Heikes was born on Christmas Day in 1856 on a farm near Dayton, 0. and moved to Nebraska 21 years later. About that time he really began to set his name above other shooters, making his first public appearance on Independence Day, 1878 in Brownsville, Neb., where he took second place. On July 1, 1880 he made his first run of 100 straight, a record that he duplicated many, many times, but one, at the time, that was heralded all over the United States. He was using an 11-pound, 10-gauge gun and five drams of black powder.
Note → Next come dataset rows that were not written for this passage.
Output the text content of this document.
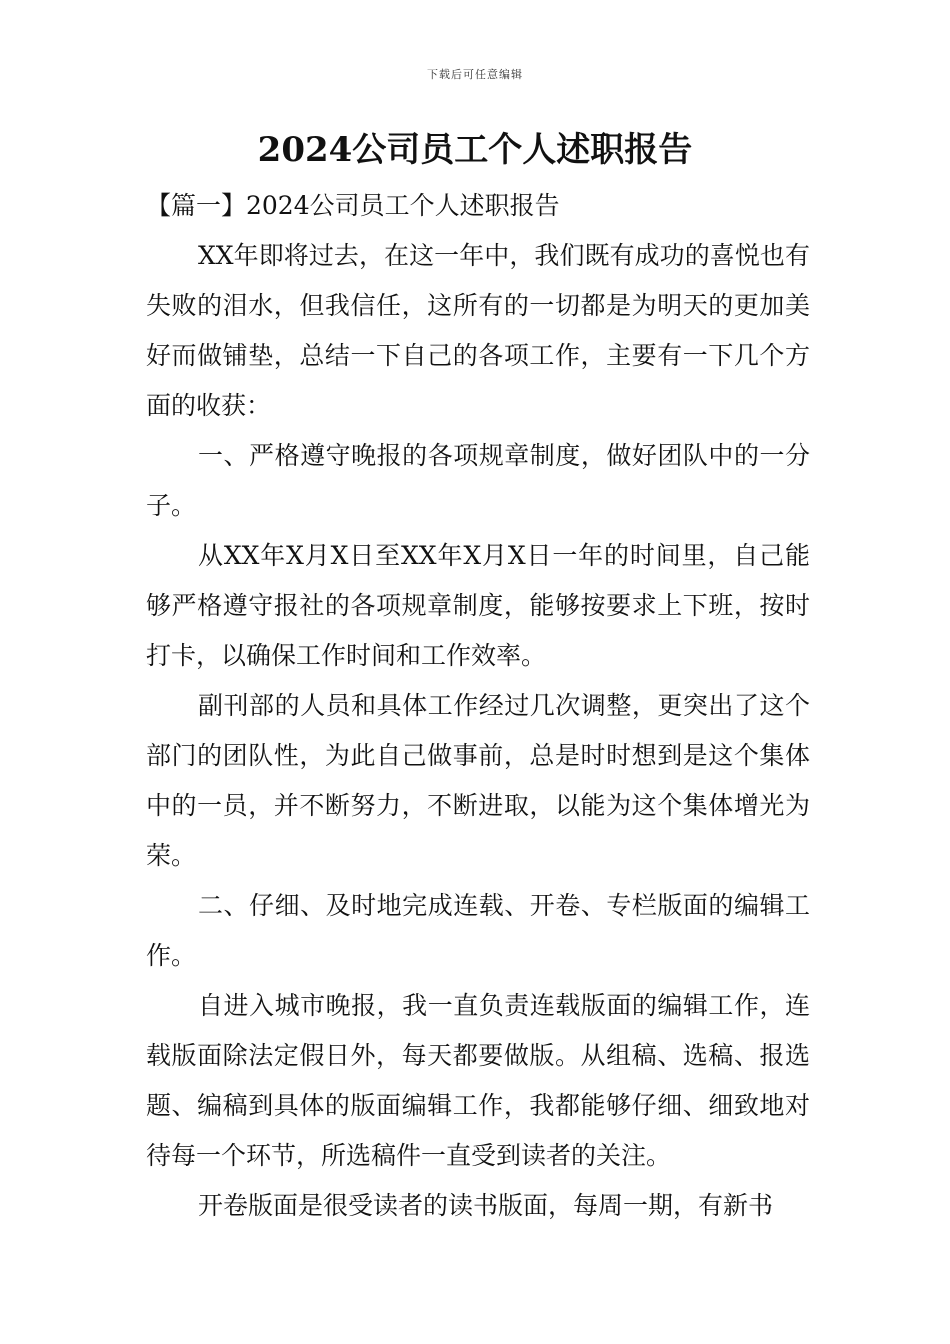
下载后可任意编辑
2024公司员工个人述职报告

【篇一】2024公司员工个人述职报告

XX年即将过去，在这一年中，我们既有成功的喜悦也有失败的泪水，但我信任，这所有的一切都是为明天的更加美好而做铺垫，总结一下自己的各项工作，主要有一下几个方面的收获：

一、严格遵守晚报的各项规章制度，做好团队中的一分子。

从XX年X月X日至XX年X月X日一年的时间里，自己能够严格遵守报社的各项规章制度，能够按要求上下班，按时打卡，以确保工作时间和工作效率。

副刊部的人员和具体工作经过几次调整，更突出了这个部门的团队性，为此自己做事前，总是时时想到是这个集体中的一员，并不断努力，不断进取，以能为这个集体增光为荣。

二、仔细、及时地完成连载、开卷、专栏版面的编辑工作。

自进入城市晚报，我一直负责连载版面的编辑工作，连载版面除法定假日外，每天都要做版。从组稿、选稿、报选题、编稿到具体的版面编辑工作，我都能够仔细、细致地对待每一个环节，所选稿件一直受到读者的关注。

开卷版面是很受读者的读书版面，每周一期，有新书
At one time Heikes held more records than any other living shooter. He won the Cast Iron Medal (emblematic of the world’s championship at live birds) five consecutive times. One of the victories was over Fred Gilbert, 99 to 94, in which Heikes had a run of 50 straight and killed 95 of the birds with his first barrel. He also won the E. C. Cup five consecutive times; broke 500 targets in 37¼ minutes from five traps, using three ejector guns; and held the world’s record of breaking 100 flying targets in two minutes and 58 seconds, using four repeating shotguns. In the last Grand American at live birds in 1902, he was one of the 33 men who posted 25 straight, and he outlasted 30 others in the shootoff.
Heikes earned the title of "Daddy of Them All" by being head of the group of experts for a longer period than any other shooter. He was the first man to go on the industry representatives’ list as an exclusive shooter, taking a position in 1885 with the LeFever Gun Co.
Pop got his first lesson in the shooting game when he pointed an old pistol at one of his neighbor playmates. He was observed by his father, who immediately skinned off a sprout from a nearby tree and impressed upon young Rolla the slogan of "Safety First." "If there were more sprouts, there would be less accidents," Heikes later reminisced.
He was a member of the 1901 American team that toured Europe. In 1915 he won the professional championship at Chicago, and a few years later he became manager of a Chicago-area gun club.
"Chief Bald Eagle," as he was known among the "Okoboji Indian" tribe of shooters, died at the home of his son in Detroit on Sept. 23, 1934. He had attended 25 Grand Americans and shot for 55 years.